El cuadro tiene mucho que ver con la complicidad entre Velázquez y Felipe IV, pero es un cuadro muy raro. Iconográficamente también lo es. Dices: ¿qué está pasando aquí? Yo creo que [Velázquez] está intentando demostrar que puede hacer cuadros de historia, pero es muy raro porque, además, el lienzo es de mala calidad, te lo dicen los técnicos.

Cuando habla de Velázquez y los cuadros que él podía ver en la colección real para inspirarse y medirse con los maestros del pasado (e intentar superarlos), uno recuerda lo especial que es el Prado, por el origen de su colección y porque tiene un gusto muy marcado.

Claro, tiene una identidad muy “premuseística”.

Hay museos enciclopédicos que tienen muchas menos lagunas que el Prado, pero no su personalidad. Como una persona que ha visitado muchos museos en muchos lugares del mundo, ¿nota esa personalidad?
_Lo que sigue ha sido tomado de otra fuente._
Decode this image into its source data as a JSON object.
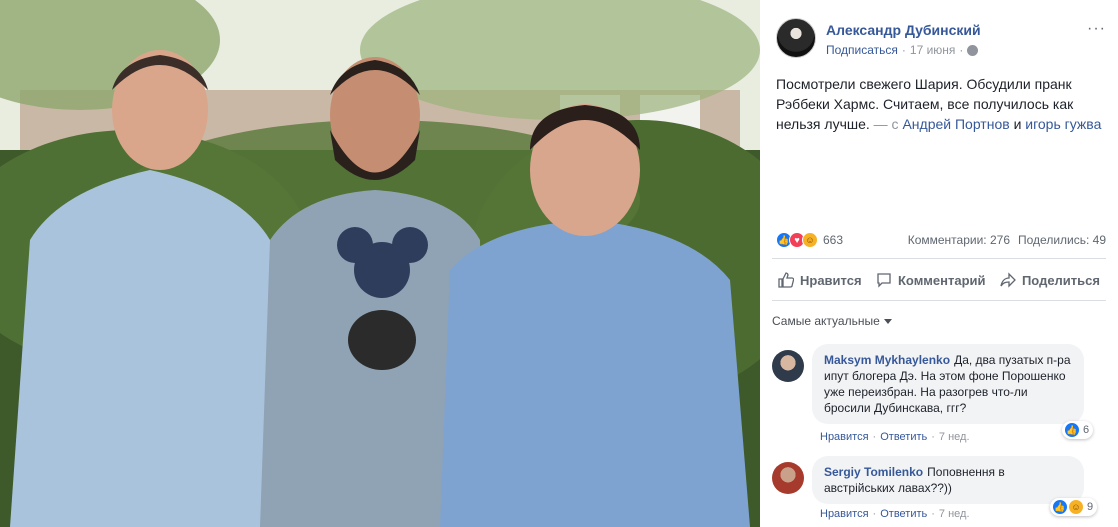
{
  "post": {
    "author": "Александр Дубинский",
    "subscribe": "Подписаться",
    "date": "17 июня",
    "more": "···",
    "text_main": "Посмотрели свежего Шария. Обсудили пранк Рэббеки Хармс. Считаем, все получилось как нельзя лучше.",
    "text_with": "— с",
    "tag1": "Андрей Портнов",
    "text_and": "и",
    "tag2": "игорь гужва",
    "reactions_count": "663",
    "comments_count": "Комментарии: 276",
    "shares_count": "Поделились: 49"
  },
  "actions": {
    "like": "Нравится",
    "comment": "Комментарий",
    "share": "Поделиться"
  },
  "sort_label": "Самые актуальные",
  "comments": [
    {
      "name": "Maksym Mykhaylenko",
      "text": "Да, два пузатых п-ра ипут блогера Дэ. На этом фоне Порошенко уже переизбран. На разогрев что-ли бросили Дубинскава, ггг?",
      "like": "Нравится",
      "reply": "Ответить",
      "time": "7 нед.",
      "reactions": "6"
    },
    {
      "name": "Sergiy Tomilenko",
      "text": "Поповнення в австрійських лавах??))",
      "like": "Нравится",
      "reply": "Ответить",
      "time": "7 нед.",
      "reactions": "9"
    }
  ],
  "icons": {
    "like": "thumbs-up-icon",
    "comment": "speech-bubble-icon",
    "share": "share-arrow-icon",
    "privacy": "globe-icon",
    "sort": "chevron-down-icon"
  },
  "colors": {
    "link": "#365899",
    "like_blue": "#1877f2",
    "love_red": "#f33e58",
    "haha_yellow": "#f7b125",
    "bubble_bg": "#f2f3f5"
  }
}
Sí, eso se nota mucho. Es una colección muy orgánica. Además, es muy peculiar porque está muy marcada por lo veneciano, en contra de la gran tradición académica, que es la de Rafael y el dibujo. La escuela de Rafael es casi marginal. Tienes a Tiziano, Rubens, Van Dyck, Velázquez… Además, se ve cómo la relación personal de Carlos I y Felipe II con Tiziano continúa con el coleccionismo de Felipe IV, sobre todo. Además, el hecho de que estén los Tizianos ahí genera no solo su propio coleccionismo, sino su propia pintura. Cuando llega Rubens, se dedica a copiar a Tiziano y luego Velázquez hace una especie de antología en Las hilanderas, como diciendo: “Aquí está Tiziano, aquí está Rubens y aquí estoy yo”. Y después llega Goya y copia Las meninas. Es decir, el museo no solo es una acumulación de obras, es un lugar donde se ha generado mucha pintura. Eso es completamente distinto de cualquier otro museo que yo conozca. Y, además, está la maravilla de esa arquitectura. Es un sitio completamente singular.

Siempre que se celebra alguna efeméride relacionada con el Guernica se vuelve a abrir el debate sobre si Picasso tendría que estar en el Prado. Hay gente que defiende que el museo nació con vocación de incluir el arte de su tiempo, empezando por Goya. ¿Cree que podría introducirse el arte moderno en el museo?

Pero ahí está el Reina Sofía, ¿no?

¿Cree, entonces, que la separación actual está bien planteada?

Sí. Lo que está claro, creo yo, es que el mundo del Prado termina con el principio de las vanguardias, que es cuando termina la tradición clásica. Está claro que hacia finales del siglo XIX termina eso que llama Alejando Vergara “el largo Renacimiento”. El arte ilusionista occidental va desde Giotto hasta Cézanne. Luego sigue, claro, pero digamos que el arco es ese. En cualquier caso, no creo que sea una cuestión importante y, desde luego, el Reina Sofía está ahí al lado.